I think there are two possibilities:

  1. We are close to a local high in gold. From that high, we'll see a multi-week consolidation where the price correction will be limited (around 3%). After this consolidation, gold can continue its rise higher.

  2. The price continues its steep rise just like in 2002 and 2009. This could bring us to a price target of 2400 USD without a consolidation or meaningful correction. Important to note with this scenario is that in both cases, gold saw a severe retest from the breakout level after the rally was done. This means that once we are at 2400 USD, we should expect the price to decline again to around 2060 USD, a correction of around 14%. After this steep correction gold can continue its rise higher.

So, which one of these two will it be? I don't know. But now that we have a view about the most probable outcomes, we can see how we should trade around these.

If scenario one unfolds there is nothing for me to do. I've got a (leveraged) position in gold. I'll just sit through the consolidation with the possibility to increase my exposure as the consolidation takes hold.

If scenario two unfolds there is currently nothing for me to do.
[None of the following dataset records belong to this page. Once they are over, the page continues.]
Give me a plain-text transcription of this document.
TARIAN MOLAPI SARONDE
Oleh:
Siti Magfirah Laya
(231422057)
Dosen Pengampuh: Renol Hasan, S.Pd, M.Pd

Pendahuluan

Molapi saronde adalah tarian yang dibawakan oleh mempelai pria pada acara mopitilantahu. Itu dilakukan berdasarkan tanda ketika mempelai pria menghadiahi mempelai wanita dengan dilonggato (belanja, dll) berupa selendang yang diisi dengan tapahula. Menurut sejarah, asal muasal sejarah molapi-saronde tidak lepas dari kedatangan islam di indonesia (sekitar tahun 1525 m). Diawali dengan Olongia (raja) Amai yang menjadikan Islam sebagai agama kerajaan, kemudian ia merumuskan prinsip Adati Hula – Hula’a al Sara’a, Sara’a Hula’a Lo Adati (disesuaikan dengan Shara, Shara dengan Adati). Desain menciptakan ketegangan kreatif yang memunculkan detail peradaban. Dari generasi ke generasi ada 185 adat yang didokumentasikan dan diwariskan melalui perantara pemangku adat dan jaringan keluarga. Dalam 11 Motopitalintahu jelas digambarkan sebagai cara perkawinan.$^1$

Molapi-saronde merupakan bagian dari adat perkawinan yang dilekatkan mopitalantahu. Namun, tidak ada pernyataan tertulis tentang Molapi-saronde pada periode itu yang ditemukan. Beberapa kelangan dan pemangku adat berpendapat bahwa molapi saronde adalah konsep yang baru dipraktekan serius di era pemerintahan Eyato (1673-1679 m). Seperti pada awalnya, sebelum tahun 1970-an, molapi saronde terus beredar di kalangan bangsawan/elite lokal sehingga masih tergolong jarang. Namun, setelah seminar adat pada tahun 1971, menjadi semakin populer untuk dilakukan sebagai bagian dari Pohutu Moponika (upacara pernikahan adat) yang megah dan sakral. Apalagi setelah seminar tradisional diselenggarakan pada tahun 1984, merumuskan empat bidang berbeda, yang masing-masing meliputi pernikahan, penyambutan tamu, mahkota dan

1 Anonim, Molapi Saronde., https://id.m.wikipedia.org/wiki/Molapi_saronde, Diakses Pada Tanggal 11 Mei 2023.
But there will be a lot to do when the price reaches its target of around 2400 USD. At that point I'll sell the entire position with the idea of getting back in at significantly lower prices.

If scenario one unfolds and we eventually reach 2400 USD (after the consolidation), I don't expect the price to fall all the way back to the breakout level.

So, gold has two options. Either it moves sharply higher right now after which we'll see a very sharp retest. Or we take the more orderly route by having a consolidation now after which the price can rise again.